Manu ne se calme résolument pas, elle se tortille sur son siège et parle sans arrêt:

– T'as vu, ça fait comme dans les jeux vidéo, quand t'en es au tableau mortel dur. T'as des envahisseurs de partout et tu les corriges tous, t'es trop forte, quoi. Ce coup-là, il était risqué. Ça fait son charme. Un gamin, c'est abusé. Franchement, je l'aurais pas fait. Mais t'as eu raison: faut abuser. Faut acheter à boire aussi. Il fait grande soif à cette heure. Bon, mais je te préviens tout de suite: on va s'arrêter dans une épicerie arabe et je veux pas de carnage chez les Arabes. T'as pas de principe, toi, tu veux tirer sur tout le monde.

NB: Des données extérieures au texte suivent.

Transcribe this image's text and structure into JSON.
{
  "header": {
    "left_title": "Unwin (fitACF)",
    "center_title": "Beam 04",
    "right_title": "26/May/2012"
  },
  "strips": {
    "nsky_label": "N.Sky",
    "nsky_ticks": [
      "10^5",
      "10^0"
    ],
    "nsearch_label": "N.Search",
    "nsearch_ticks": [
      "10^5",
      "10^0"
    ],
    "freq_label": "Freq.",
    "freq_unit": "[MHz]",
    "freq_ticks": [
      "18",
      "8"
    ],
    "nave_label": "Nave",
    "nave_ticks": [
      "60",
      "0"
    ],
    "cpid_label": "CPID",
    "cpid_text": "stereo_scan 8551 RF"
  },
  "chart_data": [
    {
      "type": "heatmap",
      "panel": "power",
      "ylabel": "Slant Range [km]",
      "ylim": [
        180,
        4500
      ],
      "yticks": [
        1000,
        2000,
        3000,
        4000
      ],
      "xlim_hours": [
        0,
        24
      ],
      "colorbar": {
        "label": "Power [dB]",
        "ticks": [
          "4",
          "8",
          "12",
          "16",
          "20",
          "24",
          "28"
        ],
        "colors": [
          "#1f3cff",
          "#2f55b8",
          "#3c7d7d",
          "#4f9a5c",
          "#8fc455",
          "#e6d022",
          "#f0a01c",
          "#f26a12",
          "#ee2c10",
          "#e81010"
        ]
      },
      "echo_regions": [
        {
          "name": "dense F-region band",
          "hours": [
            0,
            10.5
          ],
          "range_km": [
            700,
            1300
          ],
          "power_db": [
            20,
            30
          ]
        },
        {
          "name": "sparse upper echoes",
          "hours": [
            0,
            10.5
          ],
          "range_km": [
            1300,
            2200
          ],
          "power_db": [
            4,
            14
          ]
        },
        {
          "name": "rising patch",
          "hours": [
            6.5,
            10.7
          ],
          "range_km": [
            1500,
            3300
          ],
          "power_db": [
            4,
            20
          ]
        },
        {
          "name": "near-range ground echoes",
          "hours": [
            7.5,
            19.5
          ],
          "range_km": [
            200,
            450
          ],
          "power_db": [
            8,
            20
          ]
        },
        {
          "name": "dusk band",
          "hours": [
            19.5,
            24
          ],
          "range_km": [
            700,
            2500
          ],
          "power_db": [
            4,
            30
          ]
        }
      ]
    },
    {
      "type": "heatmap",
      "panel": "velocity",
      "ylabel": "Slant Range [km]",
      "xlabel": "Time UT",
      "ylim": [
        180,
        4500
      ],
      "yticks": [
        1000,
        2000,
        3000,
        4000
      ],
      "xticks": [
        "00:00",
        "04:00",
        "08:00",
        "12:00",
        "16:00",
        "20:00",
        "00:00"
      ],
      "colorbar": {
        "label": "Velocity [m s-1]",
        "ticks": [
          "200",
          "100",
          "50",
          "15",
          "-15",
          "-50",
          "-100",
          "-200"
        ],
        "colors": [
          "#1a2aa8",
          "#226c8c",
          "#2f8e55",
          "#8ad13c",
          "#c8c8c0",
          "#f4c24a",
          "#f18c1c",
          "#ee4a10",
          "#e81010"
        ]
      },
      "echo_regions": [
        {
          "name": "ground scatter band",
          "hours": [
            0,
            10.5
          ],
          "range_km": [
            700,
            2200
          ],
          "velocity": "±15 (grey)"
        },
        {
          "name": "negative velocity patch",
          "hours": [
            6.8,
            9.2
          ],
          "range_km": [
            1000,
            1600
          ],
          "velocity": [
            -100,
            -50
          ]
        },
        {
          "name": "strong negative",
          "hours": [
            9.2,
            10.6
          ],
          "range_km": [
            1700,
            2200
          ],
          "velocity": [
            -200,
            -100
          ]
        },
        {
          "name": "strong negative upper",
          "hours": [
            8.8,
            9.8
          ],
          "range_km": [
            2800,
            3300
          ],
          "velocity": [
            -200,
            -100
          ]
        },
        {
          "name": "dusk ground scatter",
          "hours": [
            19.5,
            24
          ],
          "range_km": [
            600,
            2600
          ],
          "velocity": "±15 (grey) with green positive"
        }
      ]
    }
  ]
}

– Je m'en fous des Arabes. Je croyais qu'il fallait abuser.

– Faut abuser. Mais faut pas abuser tout le temps. Y a un équilibre savant à trouver.

– Tu me fatigues avec tes Arabes. T'aurais pu faire quelque chose de ta vie. Style éduc ou assistante sociale, t'as du bon sentiment en stock.

– Ils m'auraient laissée faire, moi j'aurais fait du bien à tout le monde. A la base, je suis du style à faire passer Mère Teresa pour une grosse salope. Mais ces gens sont trop faibles, ils sont nuisibles, y a pas moyen de leur faire du bien. Ça grappille, ça se laisse aller, ça se plaint tout le temps. C'est chiant. Et surtout, ils ont pas de valeurs. Je peux rien faire pour eux.

Pour dire quelque chose, Nadine commente:

– Savent pas ce qu'ils perdent.

Et la petite reprend:

– Putain c'que j'ai soif, moi. J'en reviens pas de ce que t'as fait. J'allais partir aux chiottes, me vider un peu l'estomac en me faisant gerber, peinarde, pour pouvoir reprendre des gâteaux… Ils étaient bons ces gâteaux, vraiment, on aurait dû penser à en prendre, on déconne. T'as sorti ton flingue, et j'ai tout de suite fait feu, sans réfléchir. De la haute voltige, y a pas. Ça, c'est du baptême, grosse, t'auras pas fait les choses à moitié.

Elle sort des morceaux de chocolat de la poche de son blouson, du bout des doigts ôte les petits fils qui se sont collés dessus. Elle en propose à Nadine.

Au volant, la grande se sent infiniment calme. Elle roule trop vite et conduit bien. La petite a raison, elles font ça vraiment bien toutes les deux.

Angels are dreaming of you.

La sensation de bouffer personnellement la route, une seule bouchée. Elle réfléchit à voix haute:

– Ils vont être contents demain à l'hôtel. Du sang, des flingues et un walkman.

– Pourront convoquer la presse, vont pouvoir se masturber un peu la bande à écriveurs de nazeries. Je parie que ces connards de flics cogitent sur nos moindres mégots de clopes. Putain, vivement demain qu'on lise ça!

– J'comprends pas que tu lises ça, moi ça m'énerve trop.

– Tu prends tout trop au sérieux, toi, t'aimes bien te torturer, alors tous les prétextes sont bons. Moi, rien que d'imaginer les gens du quartier en train de lire ça, je suis morte de rire. J'y retournerais bien faire un tour, leur taper sur l'épaule: «Alors les kids, les soucis quotidiens, ça se passe comment? Toujours aussi triste?»